The Town Church is the parish church of St Peter Port, the capital of Guernsey.

St Peter Port takes its name from its parish church and the "Town Church", as it is known throughout the island, is also the mother church of the Bailiwick.

Channel Islands churches have a style which is all their own. There is little to be seen of the transition from Romanesque to Gothic. Stand beneath the tower with its massive granite piers, sturdy ribs and central oculus, through which bells are hauled up, and the building looks all of a piece.

Yet it was built and rebuilt over more than two hundred years, the major work being completed by 1475. The nave is the oldest part, its heavy walls pierced by an arcade when the aisles on each side were added.
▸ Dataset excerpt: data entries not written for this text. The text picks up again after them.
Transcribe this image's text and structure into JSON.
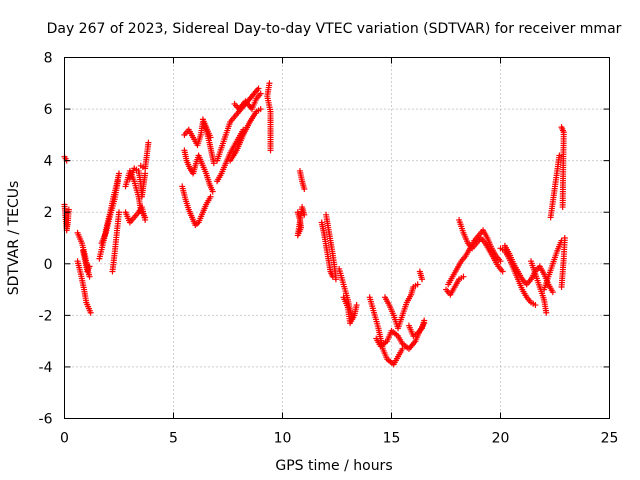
{
  "chart_data": {
    "type": "scatter",
    "title": "Day 267 of 2023, Sidereal Day-to-day VTEC variation (SDTVAR) for receiver mmar",
    "xlabel": "GPS time / hours",
    "ylabel": "SDTVAR / TECUs",
    "xlim": [
      0,
      25
    ],
    "ylim": [
      -6,
      8
    ],
    "xticks": [
      0,
      5,
      10,
      15,
      20,
      25
    ],
    "yticks": [
      -6,
      -4,
      -2,
      0,
      2,
      4,
      6,
      8
    ],
    "xtick_labels": [
      "0",
      "5",
      "10",
      "15",
      "20",
      "25"
    ],
    "ytick_labels": [
      "-6",
      "-4",
      "-2",
      "0",
      "2",
      "4",
      "6",
      "8"
    ],
    "grid": true,
    "marker": "+",
    "color": "#ff0000",
    "series": [
      {
        "name": "SDTVAR",
        "tracks": [
          [
            [
              0.0,
              4.15
            ],
            [
              0.1,
              4.0
            ]
          ],
          [
            [
              0.0,
              2.3
            ],
            [
              0.05,
              1.8
            ],
            [
              0.1,
              1.3
            ],
            [
              0.15,
              1.6
            ],
            [
              0.2,
              2.1
            ]
          ],
          [
            [
              0.6,
              1.2
            ],
            [
              0.8,
              0.8
            ],
            [
              0.95,
              0.3
            ],
            [
              1.05,
              -0.2
            ],
            [
              1.15,
              -0.5
            ]
          ],
          [
            [
              0.6,
              0.1
            ],
            [
              0.75,
              -0.4
            ],
            [
              0.9,
              -1.0
            ],
            [
              1.0,
              -1.5
            ],
            [
              1.2,
              -1.9
            ]
          ],
          [
            [
              0.85,
              0.5
            ],
            [
              0.95,
              0.1
            ],
            [
              1.05,
              -0.3
            ],
            [
              1.15,
              -0.1
            ]
          ],
          [
            [
              1.6,
              0.2
            ],
            [
              1.8,
              0.9
            ],
            [
              1.95,
              1.5
            ],
            [
              2.1,
              2.0
            ],
            [
              2.25,
              2.6
            ],
            [
              2.4,
              3.1
            ],
            [
              2.5,
              3.5
            ]
          ],
          [
            [
              1.7,
              0.8
            ],
            [
              1.9,
              1.2
            ],
            [
              2.1,
              1.9
            ],
            [
              2.3,
              2.5
            ],
            [
              2.45,
              3.2
            ]
          ],
          [
            [
              2.2,
              -0.3
            ],
            [
              2.3,
              0.4
            ],
            [
              2.4,
              1.2
            ],
            [
              2.5,
              2.0
            ]
          ],
          [
            [
              2.8,
              3.0
            ],
            [
              3.0,
              3.6
            ],
            [
              3.2,
              3.2
            ],
            [
              3.4,
              2.6
            ],
            [
              3.5,
              2.1
            ],
            [
              3.7,
              1.8
            ]
          ],
          [
            [
              2.8,
              2.0
            ],
            [
              3.0,
              1.6
            ],
            [
              3.2,
              1.8
            ],
            [
              3.4,
              2.0
            ],
            [
              3.55,
              2.2
            ],
            [
              3.7,
              1.7
            ]
          ],
          [
            [
              3.0,
              3.3
            ],
            [
              3.2,
              3.7
            ],
            [
              3.4,
              3.6
            ],
            [
              3.5,
              3.1
            ],
            [
              3.55,
              2.6
            ],
            [
              3.7,
              3.5
            ]
          ],
          [
            [
              3.5,
              3.8
            ],
            [
              3.7,
              3.7
            ],
            [
              3.85,
              4.7
            ]
          ],
          [
            [
              5.4,
              3.0
            ],
            [
              5.55,
              2.5
            ],
            [
              5.7,
              2.1
            ],
            [
              5.85,
              1.8
            ],
            [
              6.0,
              1.5
            ],
            [
              6.15,
              1.6
            ],
            [
              6.35,
              2.0
            ],
            [
              6.5,
              2.3
            ],
            [
              6.7,
              2.6
            ]
          ],
          [
            [
              5.5,
              4.4
            ],
            [
              5.6,
              4.0
            ],
            [
              5.75,
              3.7
            ],
            [
              5.9,
              3.5
            ],
            [
              6.0,
              3.8
            ],
            [
              6.15,
              4.2
            ],
            [
              6.3,
              3.9
            ],
            [
              6.5,
              3.5
            ],
            [
              6.65,
              3.1
            ],
            [
              6.8,
              2.8
            ]
          ],
          [
            [
              5.5,
              5.0
            ],
            [
              5.7,
              5.2
            ],
            [
              5.9,
              4.9
            ],
            [
              6.1,
              4.6
            ],
            [
              6.25,
              5.0
            ],
            [
              6.35,
              5.5
            ],
            [
              6.5,
              5.2
            ],
            [
              6.65,
              4.7
            ],
            [
              6.75,
              4.3
            ],
            [
              6.85,
              3.9
            ]
          ],
          [
            [
              6.35,
              5.6
            ],
            [
              6.5,
              5.3
            ],
            [
              6.7,
              4.9
            ]
          ],
          [
            [
              7.0,
              3.2
            ],
            [
              7.2,
              3.5
            ],
            [
              7.4,
              3.9
            ],
            [
              7.6,
              4.3
            ],
            [
              7.8,
              4.6
            ],
            [
              8.0,
              4.9
            ],
            [
              8.2,
              5.2
            ]
          ],
          [
            [
              7.0,
              4.0
            ],
            [
              7.2,
              4.5
            ],
            [
              7.4,
              5.0
            ],
            [
              7.6,
              5.5
            ],
            [
              7.8,
              5.7
            ],
            [
              8.0,
              5.9
            ],
            [
              8.3,
              6.2
            ],
            [
              8.6,
              6.5
            ],
            [
              8.9,
              6.8
            ]
          ],
          [
            [
              7.6,
              4.0
            ],
            [
              7.9,
              4.4
            ],
            [
              8.2,
              5.0
            ],
            [
              8.5,
              5.5
            ],
            [
              8.8,
              5.9
            ],
            [
              9.0,
              6.0
            ]
          ],
          [
            [
              7.8,
              6.2
            ],
            [
              8.0,
              6.0
            ],
            [
              8.3,
              6.3
            ],
            [
              8.6,
              6.0
            ],
            [
              8.8,
              6.4
            ],
            [
              9.0,
              6.6
            ]
          ],
          [
            [
              9.4,
              7.0
            ],
            [
              9.3,
              6.5
            ],
            [
              9.45,
              5.9
            ],
            [
              9.45,
              4.4
            ]
          ],
          [
            [
              10.8,
              3.6
            ],
            [
              10.9,
              3.2
            ],
            [
              11.0,
              2.9
            ]
          ],
          [
            [
              10.7,
              2.0
            ],
            [
              10.8,
              1.7
            ],
            [
              10.85,
              1.4
            ],
            [
              10.7,
              1.1
            ],
            [
              10.9,
              2.2
            ],
            [
              11.0,
              1.9
            ]
          ],
          [
            [
              11.8,
              1.6
            ],
            [
              11.9,
              1.2
            ],
            [
              12.0,
              0.7
            ],
            [
              12.1,
              0.2
            ],
            [
              12.2,
              -0.3
            ],
            [
              12.3,
              -0.5
            ]
          ],
          [
            [
              12.0,
              1.9
            ],
            [
              12.1,
              1.4
            ],
            [
              12.2,
              0.9
            ],
            [
              12.3,
              0.4
            ],
            [
              12.4,
              -0.2
            ],
            [
              12.45,
              -0.6
            ]
          ],
          [
            [
              12.6,
              -0.2
            ],
            [
              12.8,
              -0.8
            ],
            [
              13.0,
              -1.4
            ],
            [
              13.1,
              -1.8
            ],
            [
              13.2,
              -2.1
            ]
          ],
          [
            [
              12.8,
              -1.3
            ],
            [
              13.0,
              -1.7
            ],
            [
              13.1,
              -2.3
            ],
            [
              13.3,
              -2.0
            ],
            [
              13.4,
              -1.6
            ]
          ],
          [
            [
              14.0,
              -1.3
            ],
            [
              14.2,
              -1.9
            ],
            [
              14.4,
              -2.5
            ],
            [
              14.5,
              -2.9
            ],
            [
              14.6,
              -3.3
            ],
            [
              14.8,
              -3.7
            ],
            [
              15.1,
              -3.9
            ],
            [
              15.3,
              -3.6
            ],
            [
              15.5,
              -3.3
            ]
          ],
          [
            [
              14.3,
              -2.9
            ],
            [
              14.5,
              -3.2
            ],
            [
              14.8,
              -3.0
            ],
            [
              15.0,
              -2.6
            ],
            [
              15.3,
              -2.8
            ],
            [
              15.5,
              -3.1
            ],
            [
              15.8,
              -3.3
            ],
            [
              16.1,
              -3.0
            ],
            [
              16.3,
              -2.6
            ],
            [
              16.5,
              -2.3
            ]
          ],
          [
            [
              14.7,
              -1.3
            ],
            [
              14.9,
              -1.6
            ],
            [
              15.1,
              -2.0
            ],
            [
              15.3,
              -2.5
            ],
            [
              15.5,
              -2.0
            ],
            [
              15.7,
              -1.5
            ],
            [
              15.9,
              -1.2
            ],
            [
              16.0,
              -0.9
            ],
            [
              16.2,
              -0.8
            ]
          ],
          [
            [
              15.8,
              -2.4
            ],
            [
              16.0,
              -2.8
            ],
            [
              16.2,
              -2.7
            ],
            [
              16.4,
              -2.5
            ],
            [
              16.5,
              -2.2
            ]
          ],
          [
            [
              16.3,
              -0.3
            ],
            [
              16.4,
              -0.6
            ]
          ],
          [
            [
              17.5,
              -1.0
            ],
            [
              17.7,
              -1.2
            ],
            [
              17.9,
              -0.9
            ],
            [
              18.1,
              -0.6
            ],
            [
              18.3,
              -0.5
            ]
          ],
          [
            [
              17.6,
              -0.8
            ],
            [
              17.8,
              -0.5
            ],
            [
              18.0,
              -0.2
            ],
            [
              18.2,
              0.1
            ],
            [
              18.4,
              0.3
            ],
            [
              18.6,
              0.6
            ],
            [
              18.8,
              0.9
            ],
            [
              19.0,
              1.1
            ],
            [
              19.2,
              1.3
            ],
            [
              19.4,
              1.0
            ],
            [
              19.6,
              0.6
            ],
            [
              19.8,
              0.3
            ],
            [
              20.0,
              0.1
            ]
          ],
          [
            [
              18.1,
              1.7
            ],
            [
              18.3,
              1.2
            ],
            [
              18.5,
              0.8
            ],
            [
              18.7,
              0.6
            ],
            [
              18.9,
              0.8
            ],
            [
              19.1,
              1.0
            ],
            [
              19.3,
              0.8
            ],
            [
              19.5,
              0.5
            ],
            [
              19.7,
              0.2
            ],
            [
              19.9,
              -0.1
            ],
            [
              20.1,
              -0.3
            ]
          ],
          [
            [
              20.0,
              0.6
            ],
            [
              20.2,
              0.5
            ],
            [
              20.4,
              0.2
            ],
            [
              20.6,
              -0.2
            ],
            [
              20.8,
              -0.6
            ],
            [
              21.0,
              -1.0
            ],
            [
              21.2,
              -1.3
            ],
            [
              21.4,
              -1.5
            ],
            [
              21.6,
              -1.6
            ]
          ],
          [
            [
              20.2,
              0.7
            ],
            [
              20.4,
              0.4
            ],
            [
              20.6,
              0.0
            ],
            [
              20.8,
              -0.3
            ],
            [
              21.0,
              -0.6
            ],
            [
              21.2,
              -0.8
            ],
            [
              21.4,
              -0.6
            ],
            [
              21.6,
              -0.3
            ],
            [
              21.8,
              -0.1
            ],
            [
              22.0,
              -0.4
            ],
            [
              22.2,
              -0.8
            ],
            [
              22.4,
              -1.1
            ]
          ],
          [
            [
              21.4,
              0.1
            ],
            [
              21.6,
              -0.4
            ],
            [
              21.8,
              -0.9
            ],
            [
              22.0,
              -1.4
            ],
            [
              22.1,
              -1.9
            ]
          ],
          [
            [
              22.0,
              -1.0
            ],
            [
              22.2,
              -0.5
            ],
            [
              22.4,
              0.0
            ],
            [
              22.6,
              0.5
            ],
            [
              22.8,
              0.9
            ]
          ],
          [
            [
              22.3,
              1.8
            ],
            [
              22.4,
              2.4
            ],
            [
              22.5,
              3.0
            ],
            [
              22.6,
              3.6
            ],
            [
              22.7,
              4.2
            ]
          ],
          [
            [
              22.8,
              -0.9
            ],
            [
              22.9,
              0.2
            ],
            [
              22.95,
              1.0
            ]
          ],
          [
            [
              22.8,
              5.3
            ],
            [
              22.9,
              5.1
            ],
            [
              22.85,
              2.2
            ]
          ]
        ]
      }
    ]
  }
}
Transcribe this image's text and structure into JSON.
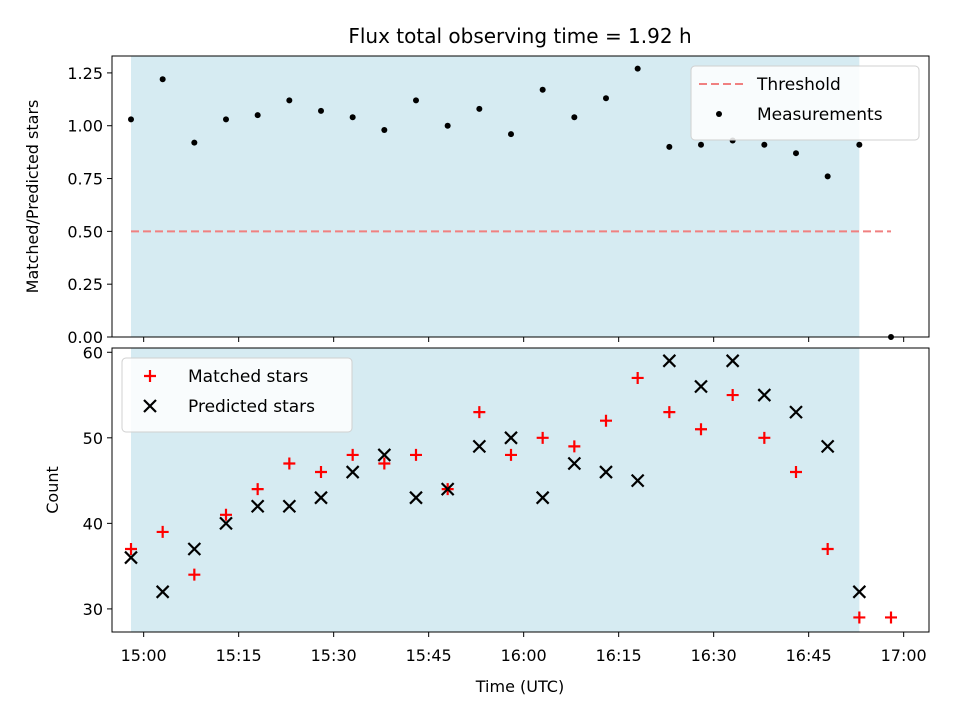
{
  "chart_data": {
    "title": "Flux total observing time = 1.92 h",
    "xlabel": "Time (UTC)",
    "x_ticks": [
      "15:00",
      "15:15",
      "15:30",
      "15:45",
      "16:00",
      "16:15",
      "16:30",
      "16:45",
      "17:00"
    ],
    "observing_window": {
      "start": "14:58",
      "end": "16:53",
      "color": "#add8e6"
    },
    "panels": [
      {
        "type": "scatter",
        "ylabel": "Matched/Predicted stars",
        "ylim": [
          0,
          1.33
        ],
        "y_ticks": [
          0.0,
          0.25,
          0.5,
          0.75,
          1.0,
          1.25
        ],
        "y_tick_labels": [
          "0.00",
          "0.25",
          "0.50",
          "0.75",
          "1.00",
          "1.25"
        ],
        "legend_position": "top-right",
        "threshold": {
          "name": "Threshold",
          "value": 0.5,
          "x_start": "14:58",
          "x_end": "16:58",
          "color": "#f08080"
        },
        "series": [
          {
            "name": "Measurements",
            "marker": "dot",
            "color": "#000000",
            "x": [
              "14:58",
              "15:03",
              "15:08",
              "15:13",
              "15:18",
              "15:23",
              "15:28",
              "15:33",
              "15:38",
              "15:43",
              "15:48",
              "15:53",
              "15:58",
              "16:03",
              "16:08",
              "16:13",
              "16:18",
              "16:23",
              "16:28",
              "16:33",
              "16:38",
              "16:43",
              "16:48",
              "16:53",
              "16:58"
            ],
            "y": [
              1.03,
              1.22,
              0.92,
              1.03,
              1.05,
              1.12,
              1.07,
              1.04,
              0.98,
              1.12,
              1.0,
              1.08,
              0.96,
              1.17,
              1.04,
              1.13,
              1.27,
              0.9,
              0.91,
              0.93,
              0.91,
              0.87,
              0.76,
              0.91,
              0.0
            ]
          }
        ]
      },
      {
        "type": "scatter",
        "ylabel": "Count",
        "ylim": [
          27.3,
          60.5
        ],
        "y_ticks": [
          30,
          40,
          50,
          60
        ],
        "y_tick_labels": [
          "30",
          "40",
          "50",
          "60"
        ],
        "legend_position": "top-left",
        "series": [
          {
            "name": "Matched stars",
            "marker": "plus",
            "color": "#ff0000",
            "x": [
              "14:58",
              "15:03",
              "15:08",
              "15:13",
              "15:18",
              "15:23",
              "15:28",
              "15:33",
              "15:38",
              "15:43",
              "15:48",
              "15:53",
              "15:58",
              "16:03",
              "16:08",
              "16:13",
              "16:18",
              "16:23",
              "16:28",
              "16:33",
              "16:38",
              "16:43",
              "16:48",
              "16:53",
              "16:58"
            ],
            "y": [
              37,
              39,
              34,
              41,
              44,
              47,
              46,
              48,
              47,
              48,
              44,
              53,
              48,
              50,
              49,
              52,
              57,
              53,
              51,
              55,
              50,
              46,
              37,
              29,
              29
            ]
          },
          {
            "name": "Predicted stars",
            "marker": "x",
            "color": "#000000",
            "x": [
              "14:58",
              "15:03",
              "15:08",
              "15:13",
              "15:18",
              "15:23",
              "15:28",
              "15:33",
              "15:38",
              "15:43",
              "15:48",
              "15:53",
              "15:58",
              "16:03",
              "16:08",
              "16:13",
              "16:18",
              "16:23",
              "16:28",
              "16:33",
              "16:38",
              "16:43",
              "16:48",
              "16:53"
            ],
            "y": [
              36,
              32,
              37,
              40,
              42,
              42,
              43,
              46,
              48,
              43,
              44,
              49,
              50,
              43,
              47,
              46,
              45,
              59,
              56,
              59,
              55,
              53,
              49,
              32
            ]
          }
        ]
      }
    ]
  }
}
The corner in which the font stands is chamfered, so close did the houses of medieval St Peter Port crowd round their church. It was for this reason that the last major extension, the "south transept", had to be built about the churchyard, the only space available. This gives a peculiarly unbalanced shape to what was once a cruciform building.

On the pillars adjoining the Brock Chapel are stone brackets which once supported the floor of a gallery where the Ecclesiastical Court met. This unique institution still meets every week to grant probate and marriage licences.

The Priaulx Library holds microfilm copies of the parish baptisms, marriages and burials registers, which date from 1563.